TRIBUNAL JUDICIAIRE
DE MARSEILLE
TROISIEME CHAMBRE CIVILE - SECTION B
JUGEMENT N°
Enrôlement : N° RG 21/03078 - N° Portalis DBW3-W-B7F-YTJ6
AFFAIRE :
Société CAISSE REGIONALE DE CREDIT AGRICOLE MUTUEL ALPES PROVENCE (la SELARL JURICADJI)
C/
Mme [T] [Y] [O] (Me Amaury AYOUN)
Rapport oral préalablement fait
DÉBATS : A l'audience Publique du 16 Mai 2024
COMPOSITION DU TRIBUNAL lors des débats et du délibéré
Président : Madame Patricia GARNIER, Juge
Greffier : Madame Olivia ROUX, lors des débats
A l'issue de laquelle, la date du délibéré a été fixée au : 04 Juillet 2024
Les parties ont été avisées que le prononcé public de la décision aura lieu par mise à disposition au greffe le 04 Juillet 2024
PRONONCE en audience publique par mise à disposition au greffe le 04 Juillet 2024
Par Madame Patricia GARNIER, Juge
Assistée de Madame Olivia ROUX,
NATURE DU JUGEMENT
contradictoire et en premier ressort
NOM DES PARTIES
DEMANDERESSE
Société CAISSE REGIONALE DE CREDIT AGRICOLE MUTUEL ALPES PROVENCE
immatriculé au RCS Aix en provence 381 976 448
pris en la personne de son représentant légal en exercice domicilié en cette qualité audit siège,
dont le siège social est sis [Adresse 3]
représentée par Maître Sophie ALEXANDER de la SELARL JURICADJI, avocats au barreau de MARSEILLE
C O N T R E
DEFENDERESSE
Madame [T] [Y] [O]
née le [Date naissance 2] 1960 à [Localité 5] (CAMBDOGE)

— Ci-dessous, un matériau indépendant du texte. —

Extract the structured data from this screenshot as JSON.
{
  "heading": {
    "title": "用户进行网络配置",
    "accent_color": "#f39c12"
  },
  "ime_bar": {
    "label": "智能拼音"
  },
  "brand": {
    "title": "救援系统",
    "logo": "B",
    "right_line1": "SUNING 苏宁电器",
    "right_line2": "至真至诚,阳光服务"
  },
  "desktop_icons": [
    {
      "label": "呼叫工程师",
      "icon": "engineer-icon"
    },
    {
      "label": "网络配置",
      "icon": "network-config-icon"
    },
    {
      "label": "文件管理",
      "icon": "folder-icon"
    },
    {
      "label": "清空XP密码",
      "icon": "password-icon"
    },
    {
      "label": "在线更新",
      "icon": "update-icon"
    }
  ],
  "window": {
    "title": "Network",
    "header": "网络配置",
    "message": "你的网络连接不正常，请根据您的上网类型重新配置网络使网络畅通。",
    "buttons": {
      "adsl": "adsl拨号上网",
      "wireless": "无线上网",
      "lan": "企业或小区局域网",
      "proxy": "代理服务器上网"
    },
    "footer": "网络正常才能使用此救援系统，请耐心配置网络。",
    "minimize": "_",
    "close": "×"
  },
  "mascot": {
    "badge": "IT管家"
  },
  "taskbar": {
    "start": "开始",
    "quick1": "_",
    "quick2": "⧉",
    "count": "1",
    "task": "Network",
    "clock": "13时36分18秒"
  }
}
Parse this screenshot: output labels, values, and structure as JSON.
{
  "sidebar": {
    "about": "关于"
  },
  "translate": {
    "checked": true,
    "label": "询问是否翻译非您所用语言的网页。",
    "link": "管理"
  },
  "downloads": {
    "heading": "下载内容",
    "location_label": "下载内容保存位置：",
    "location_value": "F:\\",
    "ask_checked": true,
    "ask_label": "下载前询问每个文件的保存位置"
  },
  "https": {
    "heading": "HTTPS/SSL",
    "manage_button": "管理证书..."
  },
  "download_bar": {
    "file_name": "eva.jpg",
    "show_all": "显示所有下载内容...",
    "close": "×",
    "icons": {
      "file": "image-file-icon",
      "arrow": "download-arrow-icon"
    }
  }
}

de nationalité Française, demeurant [Adresse 1]
représentée par Me Amaury AYOUN, avocat au barreau de MARSEILLE
FAITS ET PROCEDURE
Selon offre de prêt immobilier émise le 31 mars 2010, reçue le 20 avril 2010 et acceptée le 14 avril 2010 par Madame [Y] [O], la société CAISSE REGIONALE DE CRÉDIT AGRICOLE MUTUEL ALPES PROVENCE lui a consenti plusieurs crédits afin de financer l’achat d’un logement neuf à usage de résidence principale à [Localité 4] :
- un crédit n°C2FCV6011PR d’un montant de 230.000,00 euros d’une durée de 300 mois, au taux fixe de 3,85%,
- un crédit n°C2FCV6021PR d’un montant de 100.000,00 euros d’une durée de 300 mois, au taux fixe de 3,85%,
- un crédit n°C2FCV6031PR d’un montant de 100.000,00 euros d’une durée de 300 mois, selon un taux révisable indexé sur la valeur de l’EURIBOR 3 mois (avec pour valeur 0,716% lors de l’octroi du prêt).
*
Par acte en date du 5 mars 2021, la société CAISSE REGIONALE DE CRÉDIT AGRICOLE MUTUEL ALPES PROVENCE a assigné Madame [Y] [O] aux fins de voir le tribunal la condamner au paiement des sommes suivantes, et les intérêts aux taux contractuels :
- 192.688,46 euros au titre du crédit n°C2FCV6011PR,
- 86.928,62 euros au titre du crédit n° C2FCV6021PR,
- 91.049,15 euros au titre du crédit n°C2FCV6031PR,
- 3.000,00 euros au titre des frais irrépétibles.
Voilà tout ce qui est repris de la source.